Migliorare la cultura del gambling: parola agli esperti

data di creazione: apr 14
Scritto da Alessandra Santoro

Il gioco è, ad oggi, espressione sociale, culturale e tecnologica tra le più rilevanti della contemporaneità: è insieme industria, modello per unire apprendimento, libertà di scelta, riflessione, problem-solving e esercizio della fantasia. La sua importanza, però, non sarebbe stata ancora totalmente assimilata e compresa all’interno della società.

A sostenerlo è l’avvocato Cristiano Iurilli, esperto del settore e docente dell’Università di Giurisprudenza Tor Vergata a Roma. Iurilli ha analizzato l’esplosione del gioco online in seguito alla crisi di quello terrestre a causa delle restrizioni dovute all’emergenza sanitaria, e ha osservato come l’aumento del Gaming durante il lockdown sia stato effettivamente un bene.

Non solo: l’avvocato fa un’importante e generale riflessione, e sottolinea come il vero problema del gambling, in Italia, sia legato al fatto che il settore trovi le sue principali limitazioni nella percezione della società a livello psicologico e culturale.
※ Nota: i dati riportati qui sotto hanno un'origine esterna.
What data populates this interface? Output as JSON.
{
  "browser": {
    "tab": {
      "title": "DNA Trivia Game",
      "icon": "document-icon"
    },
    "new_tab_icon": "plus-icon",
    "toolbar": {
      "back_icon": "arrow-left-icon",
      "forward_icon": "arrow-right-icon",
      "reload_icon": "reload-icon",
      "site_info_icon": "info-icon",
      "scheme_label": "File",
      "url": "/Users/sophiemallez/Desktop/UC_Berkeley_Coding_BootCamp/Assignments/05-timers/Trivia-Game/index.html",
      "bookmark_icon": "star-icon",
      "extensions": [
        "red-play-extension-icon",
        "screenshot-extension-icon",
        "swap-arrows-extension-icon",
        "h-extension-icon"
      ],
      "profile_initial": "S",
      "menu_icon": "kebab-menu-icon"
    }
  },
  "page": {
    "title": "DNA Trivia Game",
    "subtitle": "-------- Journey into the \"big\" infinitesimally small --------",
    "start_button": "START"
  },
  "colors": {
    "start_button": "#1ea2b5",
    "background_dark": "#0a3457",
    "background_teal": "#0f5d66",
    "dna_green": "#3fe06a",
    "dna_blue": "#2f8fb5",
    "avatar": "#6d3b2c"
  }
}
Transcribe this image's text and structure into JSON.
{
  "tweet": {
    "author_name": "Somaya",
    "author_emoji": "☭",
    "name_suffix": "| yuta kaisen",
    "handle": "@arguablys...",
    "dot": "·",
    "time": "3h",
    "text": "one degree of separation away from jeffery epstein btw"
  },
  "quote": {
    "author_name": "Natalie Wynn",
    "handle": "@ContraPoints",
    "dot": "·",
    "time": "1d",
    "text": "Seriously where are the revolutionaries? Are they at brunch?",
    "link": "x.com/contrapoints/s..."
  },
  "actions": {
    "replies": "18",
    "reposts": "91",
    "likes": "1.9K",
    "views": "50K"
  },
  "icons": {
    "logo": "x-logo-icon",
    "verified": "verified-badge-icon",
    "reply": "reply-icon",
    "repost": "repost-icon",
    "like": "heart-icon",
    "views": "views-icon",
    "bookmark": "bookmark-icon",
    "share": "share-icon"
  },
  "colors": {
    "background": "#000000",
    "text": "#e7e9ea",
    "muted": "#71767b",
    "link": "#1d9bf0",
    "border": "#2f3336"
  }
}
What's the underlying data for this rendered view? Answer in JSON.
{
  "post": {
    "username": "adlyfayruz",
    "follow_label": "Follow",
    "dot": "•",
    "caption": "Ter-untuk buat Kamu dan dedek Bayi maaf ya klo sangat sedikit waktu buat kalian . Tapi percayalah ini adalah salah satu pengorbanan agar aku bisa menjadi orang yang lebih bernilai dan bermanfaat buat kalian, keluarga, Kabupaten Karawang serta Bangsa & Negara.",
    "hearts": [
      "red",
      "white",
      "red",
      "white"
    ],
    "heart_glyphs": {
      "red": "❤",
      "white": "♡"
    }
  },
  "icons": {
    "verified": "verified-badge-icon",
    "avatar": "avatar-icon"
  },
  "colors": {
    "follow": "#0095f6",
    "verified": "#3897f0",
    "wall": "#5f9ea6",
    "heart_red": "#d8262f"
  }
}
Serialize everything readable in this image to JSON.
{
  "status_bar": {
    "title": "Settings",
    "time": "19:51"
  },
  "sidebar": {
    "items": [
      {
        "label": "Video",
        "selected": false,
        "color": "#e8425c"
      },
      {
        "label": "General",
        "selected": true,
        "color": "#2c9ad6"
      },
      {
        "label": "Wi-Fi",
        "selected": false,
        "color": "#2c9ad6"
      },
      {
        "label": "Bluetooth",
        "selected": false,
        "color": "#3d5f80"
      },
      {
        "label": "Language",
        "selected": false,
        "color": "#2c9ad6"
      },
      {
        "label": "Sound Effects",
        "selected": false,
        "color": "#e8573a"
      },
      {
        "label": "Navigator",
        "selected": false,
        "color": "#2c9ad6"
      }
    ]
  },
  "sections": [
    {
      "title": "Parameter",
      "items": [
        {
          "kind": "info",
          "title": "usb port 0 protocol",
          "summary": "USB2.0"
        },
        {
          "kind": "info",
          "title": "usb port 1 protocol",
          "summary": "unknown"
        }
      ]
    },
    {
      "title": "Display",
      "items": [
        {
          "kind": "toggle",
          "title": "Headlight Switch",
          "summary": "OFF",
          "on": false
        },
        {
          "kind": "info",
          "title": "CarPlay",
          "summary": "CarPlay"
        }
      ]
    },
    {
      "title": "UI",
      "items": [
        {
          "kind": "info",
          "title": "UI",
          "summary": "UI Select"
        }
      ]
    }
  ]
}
Il problema, dunque, non è il gioco, ma il modo in cui viene regolamentato e gestito. L’esperto suggerisce, infatti, la creazione di un database comune per incrociare dati e intercettare i comportamenti dei giocatori e dare una grande mano per la risoluzione del problema del gioco problematico o patologico, con la stretta collaborazione del settore bancario per “creare delle forme di equilibrio tra la privacy del singolo e la lotta al gioco patologico”. Inoltre, si dovrebbe pensare ad una regolamentazione del settore pubblicitario “per creare delle forme di pubblicità progresso possibilmente obbligatorie per i concessionari per aumentare la cultura del gioco degli italiani in riferimento ad un settore che ricordiamolo, è lecito”, conclude Iurilli.

L’AUMENTO DEL GAMBLING NON È UN PERICOLO

Ad intervenire è anche Federico Tonioni, psichiatra responsabile dell’ambulatorio area dipendenze del Policlinico Gemelli di Roma: “Non dobbiamo considerare un incremento del gaming come un pericolo ma come uno strumento necessario a mantenere l’unico equilibrio possibile in questo momento così difficile”, sottolinea Tonioni, riflettendo su come l’aumento del gambling durante il lockdown non si più un problema, e che sia arrivata l’ora di smettere di sottovalutarlo in virtù del numero di giovani che oggi gioca, e come con questa realtà sia riuscito a sostenere un periodo così complicato e triste.